Dudes, if you're able to understand those functions, convert ft to m is a piece of cake.
Thanks to Giles for the great explanations!

Waldschrat  2014-01-15

Metric!! What are in hell is ftÂ˛ ?

Herckydude  2014-01-15

I bet that a lot more than 5% of the people in skydiving and aviation use the imperial system over the metric system. When I speak for Belgium: Flemish 60% uses imperial, 40% French uses metric in general.
It's not so difficult to convert the given data in this article to the units that are desired by the reader...

skydivezimbabwe  2014-01-25

This article, and the fact that I'm reading it, just goes to prove that it's always raining somewhere in the world. Since Cessna are produced in USA, we use feet/miles on aircraft instrumentation and flight calculations. However, we use metric units on our charts.

dplw  2015-11-10

Hi Giles.

Thank you for your first-rate article.

Looking at equations 11 and 12 though, it looks as if a couple of typographical errors may have crept in.

I reckon that equation 11 should be

32*sech^2(0.182*t)
[where "sech^2" represents 'sech squared']

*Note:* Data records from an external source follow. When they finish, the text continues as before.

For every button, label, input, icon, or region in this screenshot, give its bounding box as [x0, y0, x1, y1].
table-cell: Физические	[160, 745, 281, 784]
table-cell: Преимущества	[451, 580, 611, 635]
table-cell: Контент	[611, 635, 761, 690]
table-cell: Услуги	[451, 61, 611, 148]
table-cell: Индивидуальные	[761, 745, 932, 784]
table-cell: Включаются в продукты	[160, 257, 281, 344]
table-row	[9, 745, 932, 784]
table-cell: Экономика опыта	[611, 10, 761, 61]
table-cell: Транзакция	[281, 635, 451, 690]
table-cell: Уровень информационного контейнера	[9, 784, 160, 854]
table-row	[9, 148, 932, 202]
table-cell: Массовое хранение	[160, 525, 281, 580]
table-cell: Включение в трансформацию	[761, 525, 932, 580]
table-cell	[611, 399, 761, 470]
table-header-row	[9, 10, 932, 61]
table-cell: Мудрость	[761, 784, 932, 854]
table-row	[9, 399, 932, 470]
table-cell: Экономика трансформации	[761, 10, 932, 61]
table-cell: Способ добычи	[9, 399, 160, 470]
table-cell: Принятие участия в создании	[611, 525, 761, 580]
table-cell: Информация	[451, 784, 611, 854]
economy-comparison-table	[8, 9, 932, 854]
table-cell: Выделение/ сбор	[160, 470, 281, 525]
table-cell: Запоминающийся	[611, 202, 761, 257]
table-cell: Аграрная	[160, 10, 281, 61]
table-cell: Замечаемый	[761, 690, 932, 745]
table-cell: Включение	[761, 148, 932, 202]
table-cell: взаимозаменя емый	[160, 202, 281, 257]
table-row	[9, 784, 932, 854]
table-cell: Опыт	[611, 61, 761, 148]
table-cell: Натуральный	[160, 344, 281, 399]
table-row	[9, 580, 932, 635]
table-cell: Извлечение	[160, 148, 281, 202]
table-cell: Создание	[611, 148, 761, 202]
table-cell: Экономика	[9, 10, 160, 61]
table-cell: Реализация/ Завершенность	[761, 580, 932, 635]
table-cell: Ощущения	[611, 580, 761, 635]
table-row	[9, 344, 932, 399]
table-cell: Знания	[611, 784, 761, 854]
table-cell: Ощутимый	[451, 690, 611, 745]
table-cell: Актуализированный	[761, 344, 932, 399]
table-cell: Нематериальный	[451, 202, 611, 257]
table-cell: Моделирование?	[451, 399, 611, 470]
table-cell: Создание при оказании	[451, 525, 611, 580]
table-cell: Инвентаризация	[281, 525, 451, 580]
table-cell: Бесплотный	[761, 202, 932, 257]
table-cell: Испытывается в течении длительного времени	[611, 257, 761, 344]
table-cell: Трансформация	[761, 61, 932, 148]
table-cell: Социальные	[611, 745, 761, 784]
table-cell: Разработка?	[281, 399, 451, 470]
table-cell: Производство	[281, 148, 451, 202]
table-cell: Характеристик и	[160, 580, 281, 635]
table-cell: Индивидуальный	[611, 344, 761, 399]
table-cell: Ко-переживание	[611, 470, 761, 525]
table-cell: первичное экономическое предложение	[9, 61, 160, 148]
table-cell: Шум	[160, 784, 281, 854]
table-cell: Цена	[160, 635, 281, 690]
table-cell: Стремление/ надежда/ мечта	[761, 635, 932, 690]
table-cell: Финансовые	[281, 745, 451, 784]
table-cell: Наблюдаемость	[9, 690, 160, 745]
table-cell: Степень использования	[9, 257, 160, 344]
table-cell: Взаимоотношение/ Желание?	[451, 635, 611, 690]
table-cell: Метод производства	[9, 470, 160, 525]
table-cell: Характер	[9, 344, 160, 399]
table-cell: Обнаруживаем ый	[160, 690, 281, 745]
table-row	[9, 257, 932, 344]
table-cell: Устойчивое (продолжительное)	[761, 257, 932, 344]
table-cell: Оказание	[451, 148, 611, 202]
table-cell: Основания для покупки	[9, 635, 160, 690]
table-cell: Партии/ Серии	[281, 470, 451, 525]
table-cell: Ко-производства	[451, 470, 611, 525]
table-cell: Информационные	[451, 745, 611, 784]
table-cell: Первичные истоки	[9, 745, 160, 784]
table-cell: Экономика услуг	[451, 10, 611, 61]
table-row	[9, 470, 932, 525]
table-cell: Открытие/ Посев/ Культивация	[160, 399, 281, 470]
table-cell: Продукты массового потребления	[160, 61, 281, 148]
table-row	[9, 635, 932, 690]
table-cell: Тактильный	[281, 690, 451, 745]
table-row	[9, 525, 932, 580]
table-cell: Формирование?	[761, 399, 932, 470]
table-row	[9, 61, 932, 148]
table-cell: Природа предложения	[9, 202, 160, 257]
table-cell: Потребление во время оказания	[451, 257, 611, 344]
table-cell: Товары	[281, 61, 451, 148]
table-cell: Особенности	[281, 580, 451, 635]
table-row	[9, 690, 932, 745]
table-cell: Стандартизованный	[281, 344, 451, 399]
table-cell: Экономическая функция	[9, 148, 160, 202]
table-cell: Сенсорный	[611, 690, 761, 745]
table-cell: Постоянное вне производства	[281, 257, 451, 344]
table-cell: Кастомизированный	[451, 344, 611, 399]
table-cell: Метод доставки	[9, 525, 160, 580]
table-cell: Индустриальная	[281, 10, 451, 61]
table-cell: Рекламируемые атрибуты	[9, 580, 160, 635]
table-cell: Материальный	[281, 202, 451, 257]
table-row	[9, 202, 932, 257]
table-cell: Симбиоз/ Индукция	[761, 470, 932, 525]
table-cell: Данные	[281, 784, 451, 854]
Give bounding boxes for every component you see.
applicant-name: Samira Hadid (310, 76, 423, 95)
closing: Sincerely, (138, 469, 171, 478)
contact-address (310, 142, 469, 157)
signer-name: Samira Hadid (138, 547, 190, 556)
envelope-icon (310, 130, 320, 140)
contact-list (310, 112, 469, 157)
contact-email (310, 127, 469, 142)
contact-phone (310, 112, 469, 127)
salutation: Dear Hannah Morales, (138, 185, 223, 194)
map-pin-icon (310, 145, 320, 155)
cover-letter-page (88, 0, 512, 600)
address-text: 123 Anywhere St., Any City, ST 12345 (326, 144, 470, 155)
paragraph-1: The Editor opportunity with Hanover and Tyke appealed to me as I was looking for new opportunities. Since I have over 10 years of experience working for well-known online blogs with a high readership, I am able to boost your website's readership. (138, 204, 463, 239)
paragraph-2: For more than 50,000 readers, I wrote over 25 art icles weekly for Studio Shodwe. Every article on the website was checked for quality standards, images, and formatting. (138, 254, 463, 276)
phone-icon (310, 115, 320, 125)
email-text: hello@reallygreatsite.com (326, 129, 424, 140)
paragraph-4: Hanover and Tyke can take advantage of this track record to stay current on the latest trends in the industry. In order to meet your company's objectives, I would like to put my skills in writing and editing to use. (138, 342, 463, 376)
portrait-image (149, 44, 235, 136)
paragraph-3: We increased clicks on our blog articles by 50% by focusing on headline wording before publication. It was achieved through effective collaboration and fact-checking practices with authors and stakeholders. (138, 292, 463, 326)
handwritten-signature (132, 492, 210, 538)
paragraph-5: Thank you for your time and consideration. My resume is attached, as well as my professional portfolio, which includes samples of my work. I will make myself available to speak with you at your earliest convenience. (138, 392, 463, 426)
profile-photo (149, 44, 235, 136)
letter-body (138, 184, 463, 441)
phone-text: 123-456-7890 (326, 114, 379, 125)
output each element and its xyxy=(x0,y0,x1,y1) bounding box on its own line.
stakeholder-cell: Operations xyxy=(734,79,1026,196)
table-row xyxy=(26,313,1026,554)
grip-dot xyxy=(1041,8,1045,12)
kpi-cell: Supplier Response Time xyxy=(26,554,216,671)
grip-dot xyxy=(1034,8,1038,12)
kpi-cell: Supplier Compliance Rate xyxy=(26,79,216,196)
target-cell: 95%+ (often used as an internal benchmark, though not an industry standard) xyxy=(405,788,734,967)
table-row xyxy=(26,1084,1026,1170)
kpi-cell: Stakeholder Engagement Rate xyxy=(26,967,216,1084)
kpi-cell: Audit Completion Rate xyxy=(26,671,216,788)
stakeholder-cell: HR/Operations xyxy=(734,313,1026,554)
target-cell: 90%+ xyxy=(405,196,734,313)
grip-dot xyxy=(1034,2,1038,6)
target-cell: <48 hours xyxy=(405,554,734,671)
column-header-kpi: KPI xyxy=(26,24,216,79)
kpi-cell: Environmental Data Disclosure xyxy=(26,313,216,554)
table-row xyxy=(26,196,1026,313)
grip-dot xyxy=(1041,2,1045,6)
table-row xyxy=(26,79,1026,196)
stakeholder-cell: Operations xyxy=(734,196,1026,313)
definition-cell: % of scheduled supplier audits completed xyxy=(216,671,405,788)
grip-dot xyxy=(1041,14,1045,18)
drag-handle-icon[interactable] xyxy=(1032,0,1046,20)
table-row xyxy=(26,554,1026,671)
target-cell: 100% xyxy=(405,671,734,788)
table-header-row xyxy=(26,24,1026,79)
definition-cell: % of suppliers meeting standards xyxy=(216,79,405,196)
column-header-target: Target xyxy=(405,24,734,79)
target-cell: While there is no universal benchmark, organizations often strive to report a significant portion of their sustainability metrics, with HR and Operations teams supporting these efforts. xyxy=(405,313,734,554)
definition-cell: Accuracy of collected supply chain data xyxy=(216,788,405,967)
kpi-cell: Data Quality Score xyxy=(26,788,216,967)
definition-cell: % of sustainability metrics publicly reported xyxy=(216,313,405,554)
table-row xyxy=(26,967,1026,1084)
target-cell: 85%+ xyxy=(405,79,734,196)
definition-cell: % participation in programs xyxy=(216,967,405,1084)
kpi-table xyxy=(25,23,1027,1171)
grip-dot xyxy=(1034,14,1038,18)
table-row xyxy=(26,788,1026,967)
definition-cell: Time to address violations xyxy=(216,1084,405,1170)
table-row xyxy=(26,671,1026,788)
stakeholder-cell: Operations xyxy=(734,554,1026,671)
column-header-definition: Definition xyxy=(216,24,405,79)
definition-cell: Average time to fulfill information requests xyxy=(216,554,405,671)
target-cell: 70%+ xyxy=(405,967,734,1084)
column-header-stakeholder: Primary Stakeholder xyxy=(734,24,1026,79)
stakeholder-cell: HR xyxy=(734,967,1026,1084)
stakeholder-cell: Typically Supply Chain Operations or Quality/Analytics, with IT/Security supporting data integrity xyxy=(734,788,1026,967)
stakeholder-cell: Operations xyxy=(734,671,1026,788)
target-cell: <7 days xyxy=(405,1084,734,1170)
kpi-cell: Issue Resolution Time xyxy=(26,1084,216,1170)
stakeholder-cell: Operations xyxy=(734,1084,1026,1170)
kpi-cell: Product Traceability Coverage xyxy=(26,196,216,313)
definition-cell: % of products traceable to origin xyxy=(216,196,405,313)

and that equation 12 should be

967*ln(cosh(0.182*t))
[where "ln" represents 'log to the base e']

Kind regards
David Williams

gon  2016-01-13

Great article Giles.
But for an engineer like myself ....how crazy is to use the imperial units. They make no sense, and complicate all the math. It's funny to see how you mess with the equations to insert conversion factors, like from ft/sec to mph.
It's not that it is impossible to understand, anybody can do the conversions. It just feels weird.
I can understand the tradition and the people using the imperial system in they everyday life. But for engineering and technical stuff... You guys should switch to metric. You see how much easier everything is.
Back to the subjet. Thanks for the article, really good. It reminds me of when I studied all this in the university.